Telecom service providers (SPs) must continue to focus on cost control to offset relatively flat revenue growth over the next five years, according to Ovum. The research firm said it believes telcos have the potential to gain greater economies through their global vendors in terms of network rollout, network operations, network optimization, customer experience, and service quality management.
In a new report, Ovum forecasts just a 2% annual growth in telecom SP revenues between 2012 and 2018, as carriers struggle with increased over-the-top (OTT) competition, end users more interested in buying devices and apps than services, and limited customer appetite for usage-sensitive billing.

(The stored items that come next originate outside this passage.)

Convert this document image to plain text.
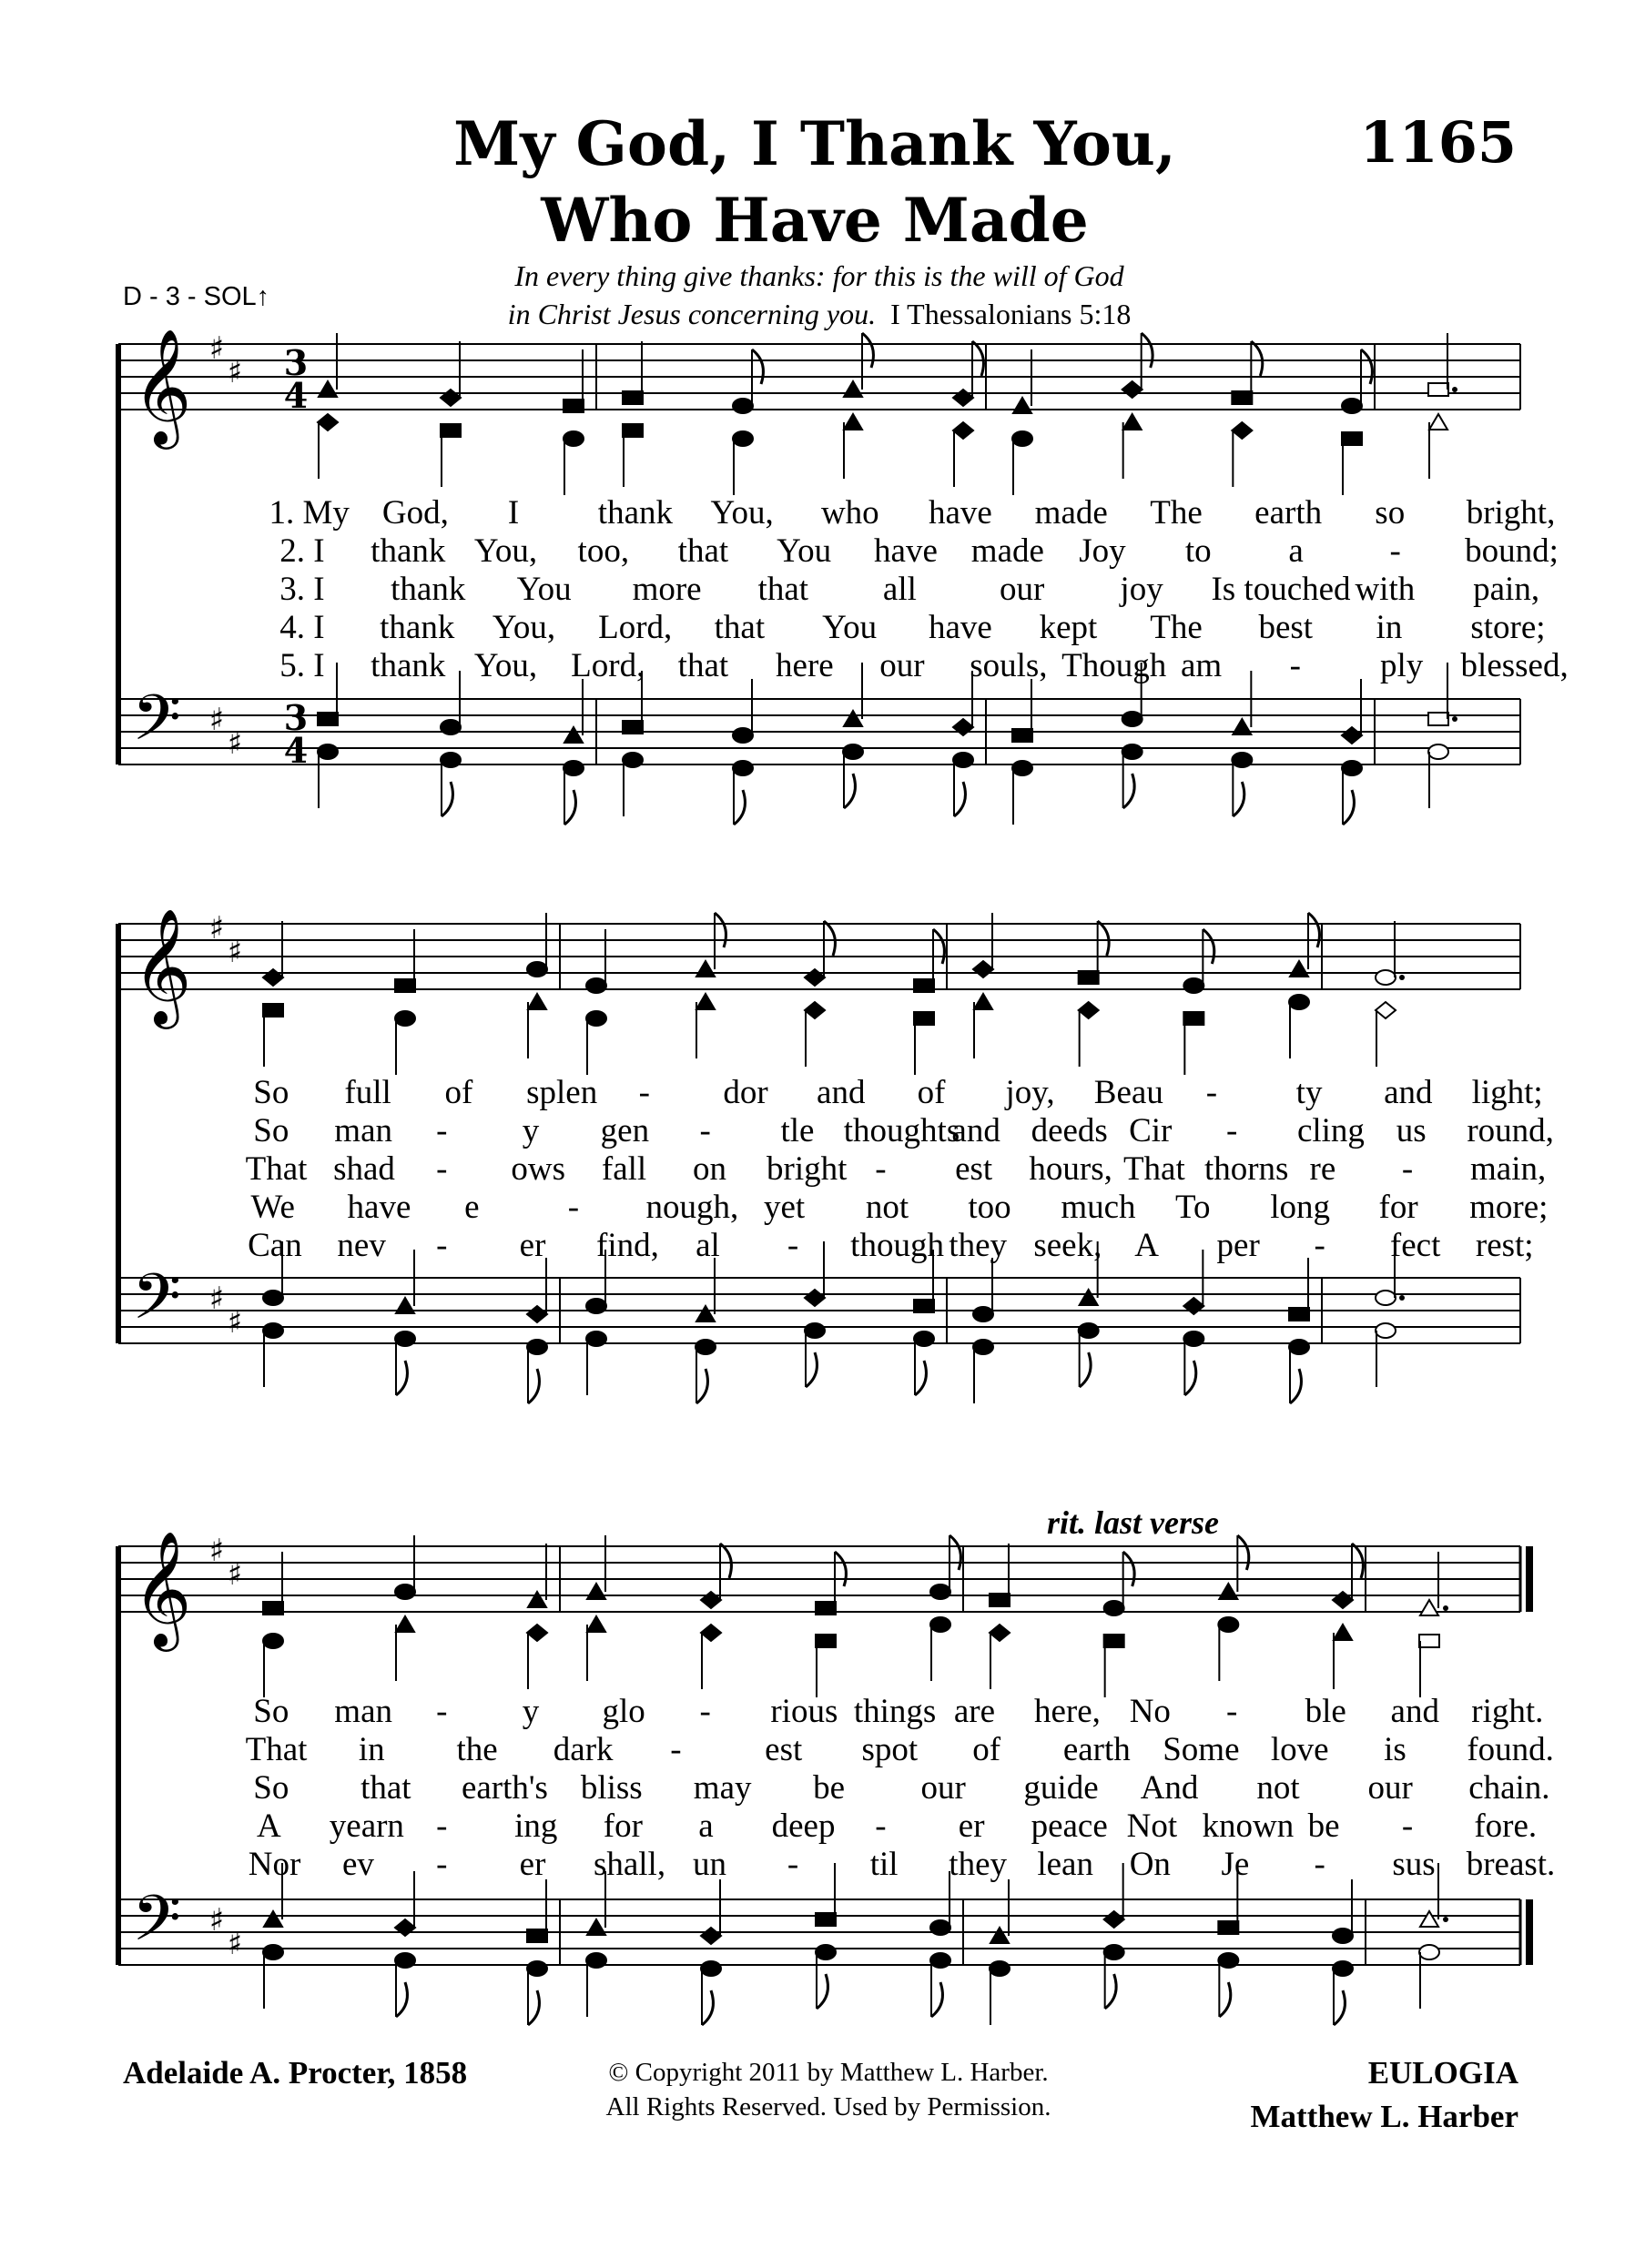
My God, I Thank You,
Who Have Made
1165
D - 3 - SOL↑
In every thing give thanks: for this is the will of God
in Christ Jesus concerning you. I Thessalonians 5:18
𝄞 ♯
♯
𝄢 ♯
♯
3
4
3
4
𝄞 ♯
♯
𝄢 ♯
♯
𝄞 ♯
♯
𝄢 ♯
♯
rit. last verse
1. My God, I thank You, who have made The earth so bright,
2. I thank You, too, that You have made Joy to a	- bound;
3. I thank You more that all our joy Is touched with pain,
4. I thank You, Lord, that You have kept The best in store;
5. I thank You, Lord, that here our souls, Though am - ply blessed,
So full of splen - dor and of joy, Beau - ty and light;
So man - y gen - tle thoughts
and deeds Cir - cling us round,
That shad - ows fall on bright - est hours, That thorns re - main,
We have e	- nough, yet not too much To long for more;
Can nev - er find, al - though they seek, A per - fect rest;
So man - y glo - rious things are here, No - ble and right.
That in the dark - est spot of earth Some love is found.
So that earth's bliss may be our guide And not our chain.
A yearn - ing for a deep - er peace Not known be - fore.
Nor ev - er shall, un - til they lean On Je - sus breast.
Adelaide A. Procter, 1858	© Copyright 2011 by Matthew L. Harber.
All Rights Reserved. Used by Permission.
EULOGIA
Matthew L. Harber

“Service providers will keep a tight rein on their capex budgets, but they do need to spend heavily on technology -– both their customers and the competition demand this,” said Matt Walker, principal network infrastructure analyst at Ovum. “What’s changing is that operators are more smartly attacking their operating expense (opex) budgets, which opens new opportunities for vendors.”
Ovum’s newly created taxonomy of opex segments across all operators reveals network/IT operations account on average for 18% of telco operating costs, of which 60%(US$126 billion) is for spending internally, mostly using salaried staff.
“If you’re an operator, this is a huge cost that needs to be managed,” said Walker. “As operators look to lower operating risks and their cost bases, one option is additional services projects that involve the transfer of employees.”
However, to meet operators’ needs vendors will have to develop far more complex solutions for carriers than in the past. Carriers need help monetizing their networks and retaining customers, not just deploying the equipment, Ovum said.